Elle disparut et je me retrouvai seule. Comme par habitude, l'isolement savait me hanter jusqu'à que mes doigts se brisent sous les émotions de mes sentiments. Je fis un pas, et compris alors qu'avancer me permettait de rester en vie. Aller de l'avant pour survivre.
Ma respiration ralentissait, mes yeux s'ouvrirent. Au dessus de moi se distinguait cet étendu de bois qui constituait ce berceau. La réalité existait à nouveau, ma tête brûlait et soufflait ses douleurs. Je me levai doucement, un visage pleurant un sourire mitigé et je riais de ce que je vivais, de ce que je visais. Après tout...
J'étais Moi.

Phobies :

Je criai, je pleurai, je boudai et je me mutilai lorsque je le perdis. J'en ouvrais le cachet et contemplait la faible lueur venir vivifier mon visage. La perle blanche qui luisait me réconfortait et me rapprochait un peu plus de mon passé, de moi-même. Lorsque mes sentiments se bataillaient une question, je sortis la chaine de son coffret et l'équipai difficilement autour du cou. Mes mains finirent toujours par l'enserrer contre ma poitrine. La peur m'envahissait à chaque égarement, et j'offrais jusqu'à ma vie pour le récupérer. Mes angoisses se justifiaient, la sphère représentait ma vie, mon identité. Il contenait aussi mes sensations et mes pensées.

Levée, je m'orientai jusqu'à mes vêtements. Mes cauchemars terminèrent leur désolation et mon corps tremblait, mes jugements furent ardus. Je me vêtis lorsque l'effroi me pénétra soudainement, le vent qui soufflait frottait sous l'issue de ma baraque. Je fuyais les ténèbres et ne pouvait me contenter de la réalité. Mes craintes soulevaient de nombreux dire et aucunes résolutions ne s'offraient à moi. Fermer les yeux et patienter que l'obscurité s'éloigne ne se trouvait en être une.

Couverte, je reposai ma tête au chaud. Dans l'espoir de ne plus apercevoir un mystère noir. Je me rendormis et fit un autre de ces rêves désagréable qui vous ronge jusqu'à le dernier de vos os. Perdre l'être cher est une douleur incommensurable, la vie me poussa à le vivre deux fois de suite. Mes rêves en fut hanté, et chaque souffle dernier que je réécoutais m'offrait des frissons. Je ne voulais plus perdre ces êtres qui me faisait persévérer.
Ils étaient là

PSYCHOLOGIE

Ai est une jeune femme de nature calme et dispose d'un énorme controle de soi. Sûre d'elle, ses convictions peuvent paraître glaciale et peuvent se ressentir dans le ton de sa voix. La dame raisonne de façon claire et logique, et ne parle que lorsque vraiment nécéssaire. De plus, elle peut paraître transparente par moment, c'est à dire qu'on ne la remarque pas forcément. Elle persiste dans ses idéologies et ses pensées, elle se donnerait corps et âme pour réaliser ce qu'elle admire, ce qu'elle désire. De nature solitaire, elle à tendance à éviter les gens pour ne pas trop s'attacher à eux et pour éviter de les blesser.
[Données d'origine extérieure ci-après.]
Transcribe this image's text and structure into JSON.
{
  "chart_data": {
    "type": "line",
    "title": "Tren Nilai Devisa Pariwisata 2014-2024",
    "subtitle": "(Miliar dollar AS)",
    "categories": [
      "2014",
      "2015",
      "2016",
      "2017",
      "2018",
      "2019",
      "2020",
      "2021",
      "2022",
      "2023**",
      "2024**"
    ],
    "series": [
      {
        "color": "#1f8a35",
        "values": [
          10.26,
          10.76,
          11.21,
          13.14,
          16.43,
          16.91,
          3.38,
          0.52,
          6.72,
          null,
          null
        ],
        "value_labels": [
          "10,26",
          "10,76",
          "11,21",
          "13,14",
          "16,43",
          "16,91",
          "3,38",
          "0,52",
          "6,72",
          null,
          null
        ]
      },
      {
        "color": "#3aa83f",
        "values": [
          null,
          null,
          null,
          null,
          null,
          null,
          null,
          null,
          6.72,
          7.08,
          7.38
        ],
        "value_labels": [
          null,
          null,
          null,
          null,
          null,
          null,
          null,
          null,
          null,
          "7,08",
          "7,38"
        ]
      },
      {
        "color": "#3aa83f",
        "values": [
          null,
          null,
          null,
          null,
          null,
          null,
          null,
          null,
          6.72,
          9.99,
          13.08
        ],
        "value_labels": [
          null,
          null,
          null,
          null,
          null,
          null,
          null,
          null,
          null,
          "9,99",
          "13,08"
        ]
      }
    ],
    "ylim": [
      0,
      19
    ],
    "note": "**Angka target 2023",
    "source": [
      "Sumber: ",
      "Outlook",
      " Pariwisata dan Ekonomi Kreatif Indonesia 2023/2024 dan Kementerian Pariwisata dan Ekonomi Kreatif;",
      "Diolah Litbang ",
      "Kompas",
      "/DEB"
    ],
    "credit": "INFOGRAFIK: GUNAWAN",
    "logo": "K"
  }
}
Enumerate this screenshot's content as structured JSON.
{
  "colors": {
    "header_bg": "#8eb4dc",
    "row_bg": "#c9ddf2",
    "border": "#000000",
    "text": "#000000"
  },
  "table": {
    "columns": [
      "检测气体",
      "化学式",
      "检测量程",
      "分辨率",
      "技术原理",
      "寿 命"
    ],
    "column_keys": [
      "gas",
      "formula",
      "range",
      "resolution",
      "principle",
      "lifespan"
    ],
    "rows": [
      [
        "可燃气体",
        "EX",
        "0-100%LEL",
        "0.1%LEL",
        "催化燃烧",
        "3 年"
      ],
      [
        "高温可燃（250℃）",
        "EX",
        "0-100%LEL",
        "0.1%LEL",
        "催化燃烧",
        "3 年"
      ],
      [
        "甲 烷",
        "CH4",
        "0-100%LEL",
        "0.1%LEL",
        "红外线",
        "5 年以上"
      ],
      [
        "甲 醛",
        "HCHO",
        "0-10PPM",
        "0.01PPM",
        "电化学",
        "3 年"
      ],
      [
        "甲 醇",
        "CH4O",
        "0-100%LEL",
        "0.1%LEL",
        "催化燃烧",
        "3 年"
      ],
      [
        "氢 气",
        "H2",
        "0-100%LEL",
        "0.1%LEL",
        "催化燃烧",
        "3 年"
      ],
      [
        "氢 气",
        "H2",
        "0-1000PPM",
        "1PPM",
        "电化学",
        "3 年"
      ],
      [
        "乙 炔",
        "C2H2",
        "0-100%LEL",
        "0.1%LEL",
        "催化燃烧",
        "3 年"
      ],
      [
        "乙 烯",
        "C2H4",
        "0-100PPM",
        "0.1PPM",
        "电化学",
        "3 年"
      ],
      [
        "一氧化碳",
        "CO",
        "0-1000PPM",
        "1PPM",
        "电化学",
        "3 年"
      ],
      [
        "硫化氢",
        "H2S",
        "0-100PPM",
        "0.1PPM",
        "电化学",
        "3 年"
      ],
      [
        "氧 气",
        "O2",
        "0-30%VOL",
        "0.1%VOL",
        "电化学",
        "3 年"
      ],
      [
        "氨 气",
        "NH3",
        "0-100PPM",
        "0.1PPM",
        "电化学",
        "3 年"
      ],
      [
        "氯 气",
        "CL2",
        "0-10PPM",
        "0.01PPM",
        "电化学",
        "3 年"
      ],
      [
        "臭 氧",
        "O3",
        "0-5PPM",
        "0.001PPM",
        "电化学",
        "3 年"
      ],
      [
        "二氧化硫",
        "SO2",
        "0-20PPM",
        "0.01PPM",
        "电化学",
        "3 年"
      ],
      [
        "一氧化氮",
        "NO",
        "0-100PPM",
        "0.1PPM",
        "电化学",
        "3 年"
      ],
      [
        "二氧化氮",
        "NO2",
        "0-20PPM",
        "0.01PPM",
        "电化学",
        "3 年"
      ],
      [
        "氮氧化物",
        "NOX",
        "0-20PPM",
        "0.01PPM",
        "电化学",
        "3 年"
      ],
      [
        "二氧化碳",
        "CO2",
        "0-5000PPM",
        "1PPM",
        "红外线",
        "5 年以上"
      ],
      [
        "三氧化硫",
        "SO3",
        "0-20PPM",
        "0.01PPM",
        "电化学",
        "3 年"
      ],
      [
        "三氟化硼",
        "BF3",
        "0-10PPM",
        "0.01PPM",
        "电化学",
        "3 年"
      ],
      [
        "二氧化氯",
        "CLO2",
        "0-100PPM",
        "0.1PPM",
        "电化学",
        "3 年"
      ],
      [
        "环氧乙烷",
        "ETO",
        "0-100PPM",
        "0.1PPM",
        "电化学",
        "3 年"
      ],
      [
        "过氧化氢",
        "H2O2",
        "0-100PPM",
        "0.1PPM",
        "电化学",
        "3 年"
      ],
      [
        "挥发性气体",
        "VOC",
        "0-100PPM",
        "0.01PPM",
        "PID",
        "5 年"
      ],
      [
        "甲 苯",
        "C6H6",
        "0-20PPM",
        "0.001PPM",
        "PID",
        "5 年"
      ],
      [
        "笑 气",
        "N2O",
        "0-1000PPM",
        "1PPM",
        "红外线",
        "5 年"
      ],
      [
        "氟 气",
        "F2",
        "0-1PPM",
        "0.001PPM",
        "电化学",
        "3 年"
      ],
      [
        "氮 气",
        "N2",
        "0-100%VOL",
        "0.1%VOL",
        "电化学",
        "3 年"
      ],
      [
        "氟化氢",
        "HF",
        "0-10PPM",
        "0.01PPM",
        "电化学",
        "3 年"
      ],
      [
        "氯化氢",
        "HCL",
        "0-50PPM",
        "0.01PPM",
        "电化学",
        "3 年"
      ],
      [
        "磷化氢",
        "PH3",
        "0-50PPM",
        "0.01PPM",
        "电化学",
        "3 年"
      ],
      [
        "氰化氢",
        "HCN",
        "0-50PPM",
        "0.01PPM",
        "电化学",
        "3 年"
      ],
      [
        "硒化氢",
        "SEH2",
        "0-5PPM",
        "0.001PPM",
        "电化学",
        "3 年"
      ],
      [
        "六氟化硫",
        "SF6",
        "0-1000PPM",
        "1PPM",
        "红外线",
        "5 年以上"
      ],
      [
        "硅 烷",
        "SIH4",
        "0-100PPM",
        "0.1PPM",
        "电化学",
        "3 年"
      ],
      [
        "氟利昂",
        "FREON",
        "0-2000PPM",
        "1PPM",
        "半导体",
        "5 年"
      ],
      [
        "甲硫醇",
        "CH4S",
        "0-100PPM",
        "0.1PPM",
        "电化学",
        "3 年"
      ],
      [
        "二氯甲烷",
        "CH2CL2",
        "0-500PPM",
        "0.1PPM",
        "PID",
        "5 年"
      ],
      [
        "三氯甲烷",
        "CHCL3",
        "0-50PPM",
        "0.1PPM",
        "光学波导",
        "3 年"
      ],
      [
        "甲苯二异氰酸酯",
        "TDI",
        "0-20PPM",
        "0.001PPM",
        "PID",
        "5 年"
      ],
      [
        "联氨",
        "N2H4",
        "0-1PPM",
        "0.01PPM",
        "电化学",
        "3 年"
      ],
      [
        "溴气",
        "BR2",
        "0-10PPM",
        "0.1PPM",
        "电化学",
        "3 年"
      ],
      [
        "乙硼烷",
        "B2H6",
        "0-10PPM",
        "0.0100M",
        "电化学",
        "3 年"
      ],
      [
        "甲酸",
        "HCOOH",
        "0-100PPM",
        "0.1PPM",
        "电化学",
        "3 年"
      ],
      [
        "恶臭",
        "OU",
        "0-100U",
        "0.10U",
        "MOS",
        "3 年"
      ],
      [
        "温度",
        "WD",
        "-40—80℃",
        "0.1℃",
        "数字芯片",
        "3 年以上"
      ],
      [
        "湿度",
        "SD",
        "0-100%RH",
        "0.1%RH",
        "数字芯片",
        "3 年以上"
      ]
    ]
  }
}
Son caractère peut donc paraître distant et froid, bien qu'au fond d'elle s'y cache de la timidité. Il peut être même légèrement enfantin par moment. Surtout lorsque la présence d'une personne qui l'intimide sentimentalement se laisse apercevoir. En revanche, les forces supérieures ne l'impressionnent pas, la damoiselle ne se laissera pas marcher sur les pieds, excepté lorsqu'elle doit encaisser pour atteindre son but.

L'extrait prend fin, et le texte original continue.